Ma business is business (leggasi: il capitale è il capitale) e se usare i corpi femminili serve a vendere di più, d’altra parte per intascare fior di miliardi si può anche “censurare” una povera Venere.

Non si tratta di dispositivi differenti, anzi! Diciamo che l'”oggetto” donna viene svestito o impacchettato a seconda dei gusti del “cliente” e degli interessi del “venditore”. Così funziona lo stato patriarcale&capitalista. Non ci piove.

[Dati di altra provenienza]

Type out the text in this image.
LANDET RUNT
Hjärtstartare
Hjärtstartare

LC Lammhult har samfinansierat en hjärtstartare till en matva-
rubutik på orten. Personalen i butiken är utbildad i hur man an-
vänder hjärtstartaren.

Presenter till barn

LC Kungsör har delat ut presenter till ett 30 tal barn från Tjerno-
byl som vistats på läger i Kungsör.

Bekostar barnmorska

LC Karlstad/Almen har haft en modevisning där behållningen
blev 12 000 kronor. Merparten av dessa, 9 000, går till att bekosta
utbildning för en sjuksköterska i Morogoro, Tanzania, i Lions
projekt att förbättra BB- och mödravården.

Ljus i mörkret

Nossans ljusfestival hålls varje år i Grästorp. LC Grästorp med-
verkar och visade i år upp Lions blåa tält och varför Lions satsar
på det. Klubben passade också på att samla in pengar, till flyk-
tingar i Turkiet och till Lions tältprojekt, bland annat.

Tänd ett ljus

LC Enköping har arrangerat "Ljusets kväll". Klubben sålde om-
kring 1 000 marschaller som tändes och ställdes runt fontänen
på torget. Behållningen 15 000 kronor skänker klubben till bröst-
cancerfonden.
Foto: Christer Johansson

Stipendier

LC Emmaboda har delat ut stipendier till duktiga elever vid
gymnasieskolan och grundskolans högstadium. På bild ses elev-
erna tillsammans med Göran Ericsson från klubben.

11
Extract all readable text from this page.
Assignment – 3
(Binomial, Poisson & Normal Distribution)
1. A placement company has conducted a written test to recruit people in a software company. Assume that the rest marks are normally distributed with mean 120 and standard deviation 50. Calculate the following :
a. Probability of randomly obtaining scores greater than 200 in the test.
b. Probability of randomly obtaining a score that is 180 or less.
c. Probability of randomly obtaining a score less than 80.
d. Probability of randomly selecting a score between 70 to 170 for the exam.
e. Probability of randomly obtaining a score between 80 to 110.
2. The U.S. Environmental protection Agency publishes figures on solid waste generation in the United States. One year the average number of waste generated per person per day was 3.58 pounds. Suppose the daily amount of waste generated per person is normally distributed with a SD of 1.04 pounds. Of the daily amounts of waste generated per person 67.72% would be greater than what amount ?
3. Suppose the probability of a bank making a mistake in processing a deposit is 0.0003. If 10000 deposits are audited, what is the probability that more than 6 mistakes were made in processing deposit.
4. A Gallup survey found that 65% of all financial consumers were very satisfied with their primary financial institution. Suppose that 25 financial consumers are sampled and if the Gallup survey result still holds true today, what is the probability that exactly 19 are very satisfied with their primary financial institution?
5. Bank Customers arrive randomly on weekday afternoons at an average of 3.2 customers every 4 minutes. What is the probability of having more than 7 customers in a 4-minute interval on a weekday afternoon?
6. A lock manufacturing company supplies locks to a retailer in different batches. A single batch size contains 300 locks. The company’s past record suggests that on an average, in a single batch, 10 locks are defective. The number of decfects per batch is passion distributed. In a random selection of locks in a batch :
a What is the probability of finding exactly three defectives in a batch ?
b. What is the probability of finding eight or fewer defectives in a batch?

Questo stesso stato che si preoccupa di non turbare, con un paio di antiche tette marmoree, chi detiene il record delle impiccagioni, è anche quello che, dopo aver riempito gli ospedali di obiettori, ora pretende pure che le donne costrette ad abortire clandestinamente lo ingrassino con multe dai 5mila ai 10mila euro. E la chiamano “depenalizzazione”!!!

D’altra parte, come scrive Silvia Federici, È fondamentale vedere che oggi nella politica neoliberale, nella politica del capitalismo internazionale, non è tanto l’aborto in sé che conta, quanto il controllo sulla riproduzione. Non dobbiamo dimenticare che la stessa classe capitalistica che oggi cerca di limitare l’aborto è quella che in anni molto recenti organizzava i safari della sterilizzazione in India, in Indonesia. […] La questione è a chi spetta decidere, chi deve/può venire al mondo su questo pianeta: una decisione che gran parte della classe capitalistica, oggi, tanto quanto al tempo della caccia alle streghe, è determinata a non lasciare nelle mani delle donne. (S. Federici, Il punto zero della rivoluzione. Lavoro domestico, riproduzione e lotta femminista, Ombre Corte 2014)

Quando si tratta di controllo sul corpo e sulla sessualità delle donne, gli stati riescono sempre a dare il meglio di se stessi.
Altri due esempi.

– I tre miliardi profusi alla Turchia per fare da cane da guardia dell’Europa hanno nascosto – oltre al feroce genocidio del popolo kurdo in atto da mesi e altre amenità, quali la fornitura turca di armi a Daesh – che la Direzione statale degli affari religiosi della Turchia (ma non era uno stato laico?!?) ha stabilito come lecito che un uomo desideri sessualmente la figlia. Le femministe turche l’hanno chiamata, significativamente, “la fatwa dell’incesto”.

– Ricordiamo tutte quando, durante le rivolte in Egitto nel 2011, la polizia impose ad alcune donne scese in piazza il test di verginità (dopo averle torturate per bene, sia chiaro!). Quello stesso stato,  non più di un mese fa, ha approvato una legge in base alla quale gli uomini stranieri possono andare lì e sposare ragazzine, che abbiano almeno 11 anni, anche se questi uomini hanno decine e decine di anni più di loro, purché paghino 7mila dollari in certificati di investimento presso la National Bank of Egypt. In sostanza, ragazze poco più che bambine posso essere vendute a dei laidi – provenienti soprattutto dai ricchissimi paesi del Golfo – che ne faranno delle schiave in tutti i sensi.

Cosa aspettiamo a risvegliare la Durga che è in ciascuna di noi?